I wanted to try to align the precision of Pytorch inference between the two versions, but I found that adding CUDA paths to PATH and LD_LIBRARY_PATH affected the results of inference. So I did some comparative experiments, and these are my CUDA environment：
NVIDAI Driver: NVIDIA-SMI 460.73.01 Driver Version: 460.73.01 CUDA Version: 11.2
conda env a : torch1.9.0+cu111
conda env b : torch1.13.0+cu117
“SET_CUDA_ENV” means execute following command:
“NO_CUDA_ENV” means do nothing about PATH and LD_LIBRARY_PATH.

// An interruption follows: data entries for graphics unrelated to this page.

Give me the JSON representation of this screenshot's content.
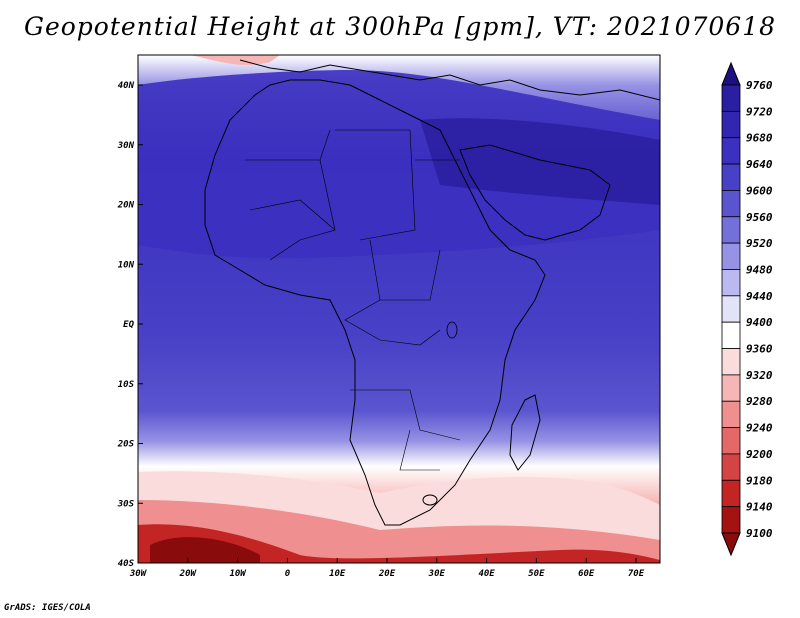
{
  "title": "Geopotential Height at 300hPa [gpm], VT: 2021070618",
  "credit": "GrADS: IGES/COLA",
  "lat_labels": [
    "40N",
    "30N",
    "20N",
    "10N",
    "EQ",
    "10S",
    "20S",
    "30S",
    "40S"
  ],
  "lon_labels": [
    "30W",
    "20W",
    "10W",
    "0",
    "10E",
    "20E",
    "30E",
    "40E",
    "50E",
    "60E",
    "70E"
  ],
  "colorbar": {
    "labels": [
      "9760",
      "9720",
      "9680",
      "9640",
      "9600",
      "9560",
      "9520",
      "9480",
      "9440",
      "9400",
      "9360",
      "9320",
      "9280",
      "9240",
      "9200",
      "9180",
      "9140",
      "9100"
    ],
    "colors": [
      "#1c1084",
      "#2a1fa0",
      "#3226b0",
      "#3b30bf",
      "#4840c6",
      "#5a55cf",
      "#7470da",
      "#9692e4",
      "#bbb9ef",
      "#e3e3f8",
      "#ffffff",
      "#fbdcdc",
      "#f7b6b6",
      "#ef8f8f",
      "#e36868",
      "#d54444",
      "#c32525",
      "#a51212",
      "#8a0b0b"
    ]
  },
  "map_data": {
    "variable": "Geopotential Height",
    "level_hpa": 300,
    "units": "gpm",
    "valid_time": "2021070618",
    "lon_range": [
      -30,
      75
    ],
    "lat_range": [
      -40,
      45
    ]
  }
}
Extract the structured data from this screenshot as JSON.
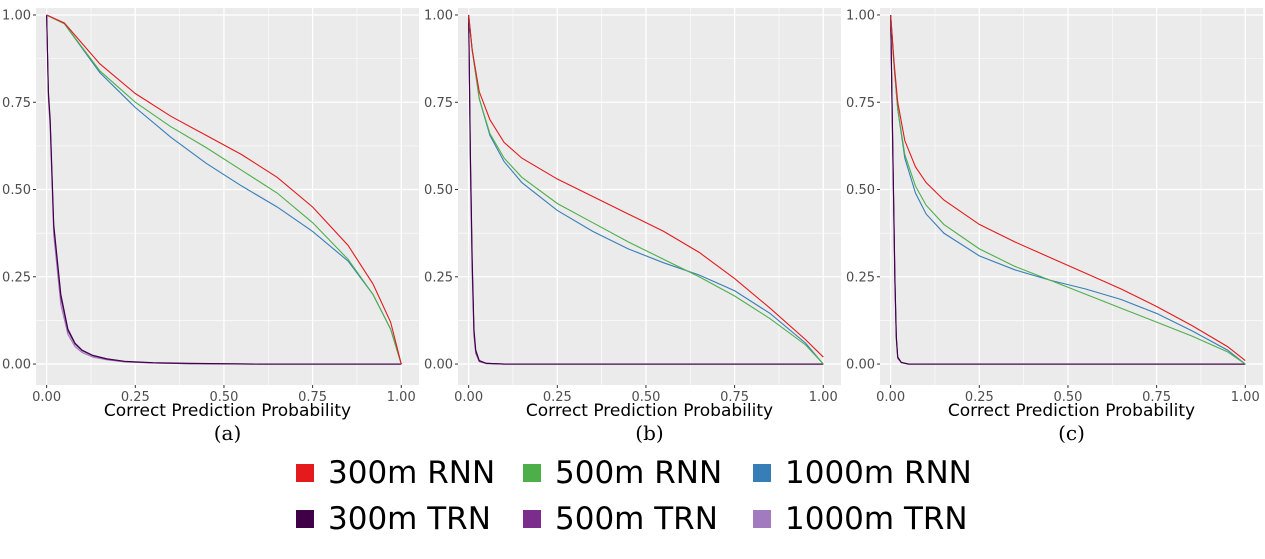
{
  "chart_data": [
    {
      "type": "line",
      "caption": "(a)",
      "xlabel": "Correct Prediction Probability",
      "ylabel": "",
      "xlim": [
        -0.03,
        1.05
      ],
      "ylim": [
        -0.06,
        1.02
      ],
      "xticks": [
        "0.00",
        "0.25",
        "0.50",
        "0.75",
        "1.00"
      ],
      "yticks": [
        "0.00",
        "0.25",
        "0.50",
        "0.75",
        "1.00"
      ],
      "grid": true,
      "series": [
        {
          "name": "300m RNN",
          "x": [
            0,
            0.05,
            0.15,
            0.25,
            0.35,
            0.45,
            0.55,
            0.65,
            0.75,
            0.85,
            0.92,
            0.97,
            1.0
          ],
          "y": [
            1.0,
            0.977,
            0.86,
            0.775,
            0.71,
            0.655,
            0.6,
            0.535,
            0.45,
            0.34,
            0.23,
            0.12,
            0.0
          ]
        },
        {
          "name": "500m RNN",
          "x": [
            0,
            0.05,
            0.15,
            0.25,
            0.35,
            0.45,
            0.55,
            0.65,
            0.75,
            0.85,
            0.92,
            0.97,
            1.0
          ],
          "y": [
            1.0,
            0.975,
            0.84,
            0.75,
            0.68,
            0.62,
            0.555,
            0.49,
            0.405,
            0.3,
            0.2,
            0.1,
            0.0
          ]
        },
        {
          "name": "1000m RNN",
          "x": [
            0,
            0.05,
            0.15,
            0.25,
            0.35,
            0.45,
            0.55,
            0.65,
            0.75,
            0.85,
            0.92,
            0.97,
            1.0
          ],
          "y": [
            1.0,
            0.975,
            0.835,
            0.735,
            0.65,
            0.575,
            0.51,
            0.45,
            0.38,
            0.295,
            0.2,
            0.1,
            0.0
          ]
        },
        {
          "name": "300m TRN",
          "x": [
            0,
            0.005,
            0.01,
            0.02,
            0.04,
            0.06,
            0.08,
            0.1,
            0.13,
            0.17,
            0.22,
            0.3,
            0.4,
            0.6,
            1.0
          ],
          "y": [
            1.0,
            0.78,
            0.7,
            0.4,
            0.2,
            0.1,
            0.06,
            0.04,
            0.025,
            0.015,
            0.008,
            0.004,
            0.002,
            0.0,
            0.0
          ]
        },
        {
          "name": "500m TRN",
          "x": [
            0,
            0.005,
            0.01,
            0.02,
            0.04,
            0.06,
            0.08,
            0.1,
            0.13,
            0.17,
            0.22,
            0.3,
            0.4,
            0.6,
            1.0
          ],
          "y": [
            1.0,
            0.77,
            0.69,
            0.39,
            0.19,
            0.095,
            0.057,
            0.038,
            0.024,
            0.014,
            0.007,
            0.003,
            0.001,
            0.0,
            0.0
          ]
        },
        {
          "name": "1000m TRN",
          "x": [
            0,
            0.005,
            0.01,
            0.02,
            0.04,
            0.06,
            0.08,
            0.1,
            0.13,
            0.17,
            0.22,
            0.3,
            0.4,
            0.6,
            1.0
          ],
          "y": [
            1.0,
            0.76,
            0.68,
            0.37,
            0.17,
            0.085,
            0.05,
            0.033,
            0.02,
            0.012,
            0.006,
            0.003,
            0.001,
            0.0,
            0.0
          ]
        }
      ]
    },
    {
      "type": "line",
      "caption": "(b)",
      "xlabel": "Correct Prediction Probability",
      "ylabel": "",
      "xlim": [
        -0.03,
        1.05
      ],
      "ylim": [
        -0.06,
        1.02
      ],
      "xticks": [
        "0.00",
        "0.25",
        "0.50",
        "0.75",
        "1.00"
      ],
      "yticks": [
        "0.00",
        "0.25",
        "0.50",
        "0.75",
        "1.00"
      ],
      "grid": true,
      "series": [
        {
          "name": "300m RNN",
          "x": [
            0,
            0.01,
            0.03,
            0.06,
            0.1,
            0.15,
            0.25,
            0.35,
            0.45,
            0.55,
            0.65,
            0.75,
            0.85,
            0.95,
            1.0
          ],
          "y": [
            1.0,
            0.9,
            0.78,
            0.7,
            0.635,
            0.59,
            0.53,
            0.48,
            0.43,
            0.38,
            0.32,
            0.245,
            0.16,
            0.07,
            0.02
          ]
        },
        {
          "name": "500m RNN",
          "x": [
            0,
            0.01,
            0.03,
            0.06,
            0.1,
            0.15,
            0.25,
            0.35,
            0.45,
            0.55,
            0.65,
            0.75,
            0.85,
            0.95,
            1.0
          ],
          "y": [
            1.0,
            0.9,
            0.76,
            0.66,
            0.59,
            0.535,
            0.46,
            0.405,
            0.35,
            0.3,
            0.25,
            0.195,
            0.13,
            0.055,
            0.0
          ]
        },
        {
          "name": "1000m RNN",
          "x": [
            0,
            0.01,
            0.03,
            0.06,
            0.1,
            0.15,
            0.25,
            0.35,
            0.45,
            0.55,
            0.65,
            0.75,
            0.85,
            0.95,
            1.0
          ],
          "y": [
            1.0,
            0.9,
            0.76,
            0.655,
            0.58,
            0.52,
            0.44,
            0.38,
            0.33,
            0.29,
            0.255,
            0.21,
            0.145,
            0.06,
            0.0
          ]
        },
        {
          "name": "300m TRN",
          "x": [
            0,
            0.005,
            0.01,
            0.015,
            0.02,
            0.03,
            0.05,
            0.1,
            1.0
          ],
          "y": [
            1.0,
            0.6,
            0.3,
            0.1,
            0.04,
            0.01,
            0.002,
            0.0,
            0.0
          ]
        },
        {
          "name": "500m TRN",
          "x": [
            0,
            0.005,
            0.01,
            0.015,
            0.02,
            0.03,
            0.05,
            0.1,
            1.0
          ],
          "y": [
            1.0,
            0.58,
            0.28,
            0.09,
            0.035,
            0.008,
            0.002,
            0.0,
            0.0
          ]
        },
        {
          "name": "1000m TRN",
          "x": [
            0,
            0.005,
            0.01,
            0.015,
            0.02,
            0.03,
            0.05,
            0.1,
            1.0
          ],
          "y": [
            1.0,
            0.55,
            0.26,
            0.08,
            0.03,
            0.007,
            0.001,
            0.0,
            0.0
          ]
        }
      ]
    },
    {
      "type": "line",
      "caption": "(c)",
      "xlabel": "Correct Prediction Probability",
      "ylabel": "",
      "xlim": [
        -0.03,
        1.05
      ],
      "ylim": [
        -0.06,
        1.02
      ],
      "xticks": [
        "0.00",
        "0.25",
        "0.50",
        "0.75",
        "1.00"
      ],
      "yticks": [
        "0.00",
        "0.25",
        "0.50",
        "0.75",
        "1.00"
      ],
      "grid": true,
      "series": [
        {
          "name": "300m RNN",
          "x": [
            0,
            0.01,
            0.02,
            0.04,
            0.07,
            0.1,
            0.15,
            0.25,
            0.35,
            0.45,
            0.55,
            0.65,
            0.75,
            0.85,
            0.95,
            1.0
          ],
          "y": [
            1.0,
            0.86,
            0.75,
            0.64,
            0.565,
            0.52,
            0.47,
            0.4,
            0.35,
            0.305,
            0.26,
            0.215,
            0.165,
            0.11,
            0.05,
            0.01
          ]
        },
        {
          "name": "500m RNN",
          "x": [
            0,
            0.01,
            0.02,
            0.04,
            0.07,
            0.1,
            0.15,
            0.25,
            0.35,
            0.45,
            0.55,
            0.65,
            0.75,
            0.85,
            0.95,
            1.0
          ],
          "y": [
            1.0,
            0.85,
            0.73,
            0.6,
            0.51,
            0.455,
            0.4,
            0.33,
            0.28,
            0.24,
            0.2,
            0.16,
            0.12,
            0.08,
            0.035,
            0.0
          ]
        },
        {
          "name": "1000m RNN",
          "x": [
            0,
            0.01,
            0.02,
            0.04,
            0.07,
            0.1,
            0.15,
            0.25,
            0.35,
            0.45,
            0.55,
            0.65,
            0.75,
            0.85,
            0.95,
            1.0
          ],
          "y": [
            1.0,
            0.85,
            0.73,
            0.59,
            0.49,
            0.43,
            0.375,
            0.31,
            0.27,
            0.24,
            0.215,
            0.185,
            0.145,
            0.095,
            0.04,
            0.0
          ]
        },
        {
          "name": "300m TRN",
          "x": [
            0,
            0.004,
            0.008,
            0.012,
            0.016,
            0.02,
            0.03,
            0.05,
            1.0
          ],
          "y": [
            1.0,
            0.75,
            0.5,
            0.25,
            0.08,
            0.02,
            0.005,
            0.0,
            0.0
          ]
        },
        {
          "name": "500m TRN",
          "x": [
            0,
            0.004,
            0.008,
            0.012,
            0.016,
            0.02,
            0.03,
            0.05,
            1.0
          ],
          "y": [
            1.0,
            0.74,
            0.49,
            0.24,
            0.075,
            0.018,
            0.004,
            0.0,
            0.0
          ]
        },
        {
          "name": "1000m TRN",
          "x": [
            0,
            0.004,
            0.008,
            0.012,
            0.016,
            0.02,
            0.03,
            0.05,
            1.0
          ],
          "y": [
            1.0,
            0.73,
            0.48,
            0.23,
            0.07,
            0.016,
            0.004,
            0.0,
            0.0
          ]
        }
      ]
    }
  ],
  "legend": {
    "placement": "bottom",
    "rows": [
      [
        {
          "label": "300m RNN",
          "color": "#e41a1c"
        },
        {
          "label": "500m RNN",
          "color": "#4daf4a"
        },
        {
          "label": "1000m RNN",
          "color": "#377eb8"
        }
      ],
      [
        {
          "label": "300m TRN",
          "color": "#3f0047"
        },
        {
          "label": "500m TRN",
          "color": "#7b2d8e"
        },
        {
          "label": "1000m TRN",
          "color": "#a17bbd"
        }
      ]
    ]
  }
}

[ torch 1.9.0+cu111 & SET_CUDA_ENV ] vs [ torch1.9.0+cu111 & NO_CUDA_ENV ] I got same result
[ torch 1.13.0+cu117 & SET_CUDA_ENV ] vs [ torch1.13.0+cu117 & NO_CUDA_ENV ] I got different results on the first torch.nn.linear layer.
[ torch 1.9.0+cu111 & SET_CUDA_ENV ] vs [ torch1.13.0+cu117 & SET_CUDA_ENV ] I got different results on the first torch.nn.linear layer.
[ torch 1.19.0+cu111 & NO_CUDA_ENV ] vs [ torch1.13.0+cu117 & NO_CUDA_ENV ] I got different results on the first torch.nn.linear layer.
Based on the above experiments, I can’t know which cuda libraries pytorch uses for inference.If pytorch had prioritized /usr/local/cuda11.2 in PATH and LD_LIBRARY_PATH, experiment 3 should have yielded the same result. If cudatoolkit is preferred, then experiment 2 should got the same result. These experiments show that there may be other factors that influence the model’s inference.
I’ve seen these discussions How to check which cuda version my pytorch is using, How does PyTorch pick cuda versions?
Hope to get some explanation, thanks!